For christmas i been lookin for anything from a 17 volt light to a 28 but dont want to pay an arm an a leg and im lookin on ebay an other places but any help i apperciate


----------



## TallyHo (Dec 13, 2009)

A man out of our club builds and sells lights for a reasonable price. Hill Top Lights, I will get his number for you.


----------



## Old Blue21 (Dec 13, 2009)

Thank ya man i apperciate it


----------



## ArmyTaco (Dec 14, 2009)

I got a Hill Top light. 21v. Works very well. Love the smart charger....must have item. Very bright and I am glad its local in case I need anything. I am very happy with it. I bought it used as well.


----------



## fannin2009 (Dec 14, 2009)

i would like the number for hilltop lights and where are they located?


----------



## Psycho_Slim (Dec 14, 2009)

K-Light, u cant beat 1


----------



## ArmyTaco (Dec 14, 2009)

706 484 9857 is the number I have for Hill Top Lights. Think the guys name is Ted Baker?


----------



## ArmyTaco (Dec 14, 2009)

Also think its Eatonton?


----------



## tree daddy 7 (Dec 14, 2009)

ArmyTaco said:


> 706 484 9857 is the number I have for Hill Top Lights. Think the guys name is Ted Baker?

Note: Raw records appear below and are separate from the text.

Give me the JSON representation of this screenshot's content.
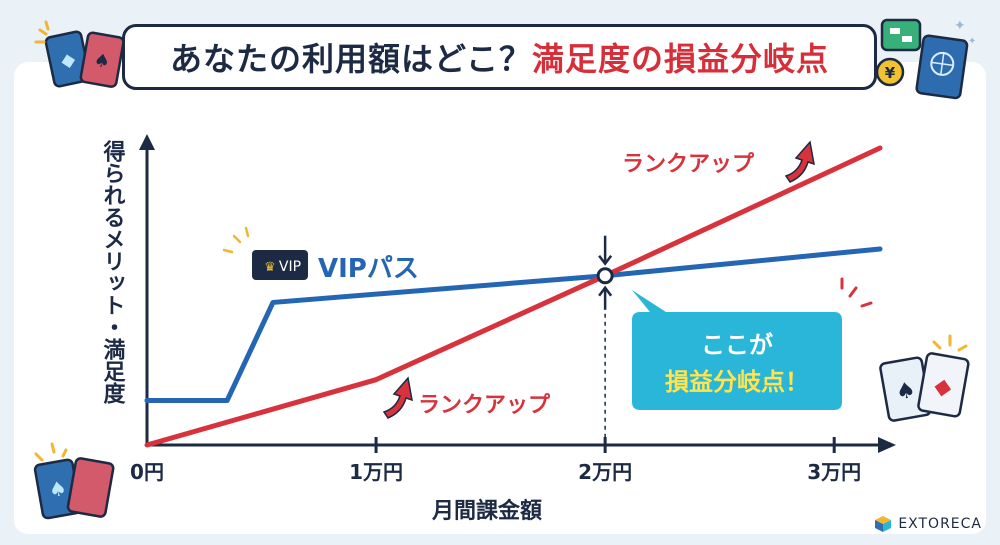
{
  "title": {
    "part1": "あなたの利用額はどこ？",
    "part2": "満足度の損益分岐点"
  },
  "colors": {
    "vip_line": "#2466b3",
    "rank_line": "#d8323c",
    "navy": "#1c2a44",
    "callout_bg": "#29b6d9",
    "callout_highlight": "#ffe44d"
  },
  "callout": {
    "line1": "ここが",
    "line2": "損益分岐点！"
  },
  "labels": {
    "vip_badge": "VIP",
    "vip": "VIPパス",
    "rank_up_top": "ランクアップ",
    "rank_up_bottom": "ランクアップ"
  },
  "brand": "EXTORECA",
  "chart_data": {
    "type": "line",
    "xlabel": "月間課金額",
    "ylabel": "得られるメリット・満足度",
    "x_ticks": [
      "0円",
      "1万円",
      "2万円",
      "3万円"
    ],
    "x_tick_values": [
      0,
      10000,
      20000,
      30000
    ],
    "xlim": [
      0,
      32000
    ],
    "ylim": [
      0,
      100
    ],
    "grid": false,
    "series": [
      {
        "name": "VIPパス",
        "x": [
          0,
          3500,
          5500,
          20000,
          32000
        ],
        "y": [
          15,
          15,
          48,
          57,
          66
        ]
      },
      {
        "name": "ランクアップ",
        "x": [
          0,
          10000,
          20000,
          32000
        ],
        "y": [
          0,
          22,
          57,
          100
        ]
      }
    ],
    "breakeven": {
      "x": 20000,
      "y": 57
    }
  }
}
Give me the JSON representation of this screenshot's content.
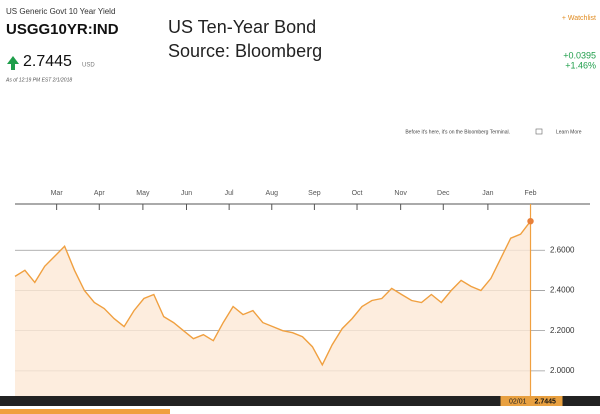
{
  "header": {
    "name": "US Generic Govt 10 Year Yield",
    "ticker": "USGG10YR:IND",
    "price": "2.7445",
    "currency": "USD",
    "as_of": "As of 12:19 PM EST 2/1/2018",
    "watchlist": "+ Watchlist",
    "change": "+0.0395",
    "change_pct": "+1.46%",
    "promo": "Before it's here, it's on the Bloomberg Terminal.",
    "learn_more": "Learn More"
  },
  "chart_data": {
    "type": "line",
    "title": "US Ten-Year Bond",
    "subtitle": "Source: Bloomberg",
    "color": "#f0a040",
    "values": [
      2.47,
      2.5,
      2.44,
      2.52,
      2.57,
      2.62,
      2.5,
      2.4,
      2.34,
      2.31,
      2.26,
      2.22,
      2.3,
      2.36,
      2.38,
      2.27,
      2.24,
      2.2,
      2.16,
      2.18,
      2.15,
      2.24,
      2.32,
      2.28,
      2.3,
      2.24,
      2.22,
      2.2,
      2.19,
      2.17,
      2.12,
      2.03,
      2.13,
      2.21,
      2.26,
      2.32,
      2.35,
      2.36,
      2.41,
      2.38,
      2.35,
      2.34,
      2.38,
      2.34,
      2.4,
      2.45,
      2.42,
      2.4,
      2.46,
      2.56,
      2.66,
      2.68,
      2.7445
    ],
    "xlim": [
      0,
      58
    ],
    "xticks": [
      {
        "value": 4.2,
        "label": "Mar"
      },
      {
        "value": 8.5,
        "label": "Apr"
      },
      {
        "value": 12.9,
        "label": "May"
      },
      {
        "value": 17.3,
        "label": "Jun"
      },
      {
        "value": 21.6,
        "label": "Jul"
      },
      {
        "value": 25.9,
        "label": "Aug"
      },
      {
        "value": 30.2,
        "label": "Sep"
      },
      {
        "value": 34.5,
        "label": "Oct"
      },
      {
        "value": 38.9,
        "label": "Nov"
      },
      {
        "value": 43.2,
        "label": "Dec"
      },
      {
        "value": 47.7,
        "label": "Jan"
      },
      {
        "value": 52,
        "label": "Feb"
      }
    ],
    "ylim": [
      1.875,
      2.83
    ],
    "yticks": [
      {
        "value": 2.0,
        "label": "2.0000"
      },
      {
        "value": 2.2,
        "label": "2.2000"
      },
      {
        "value": 2.4,
        "label": "2.4000"
      },
      {
        "value": 2.6,
        "label": "2.6000"
      }
    ],
    "grid": true,
    "crosshair": {
      "date": "02/01",
      "value_label": "2.7445"
    }
  }
}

That's right.Mr Ted Baker is good fellow.


----------



## sidekicks409 (Dec 14, 2009)

i have this one for 150 if you pic it up


----------



## Old Blue21 (Dec 14, 2009)

what voltage and how old and where in ga r u located?


----------



## TallyHo (Dec 14, 2009)

tree daddy 7 said:


> That's right.Mr Ted Baker is good fellow.



Good lights, nice fellow to deal with and he also works on tracking collars.


----------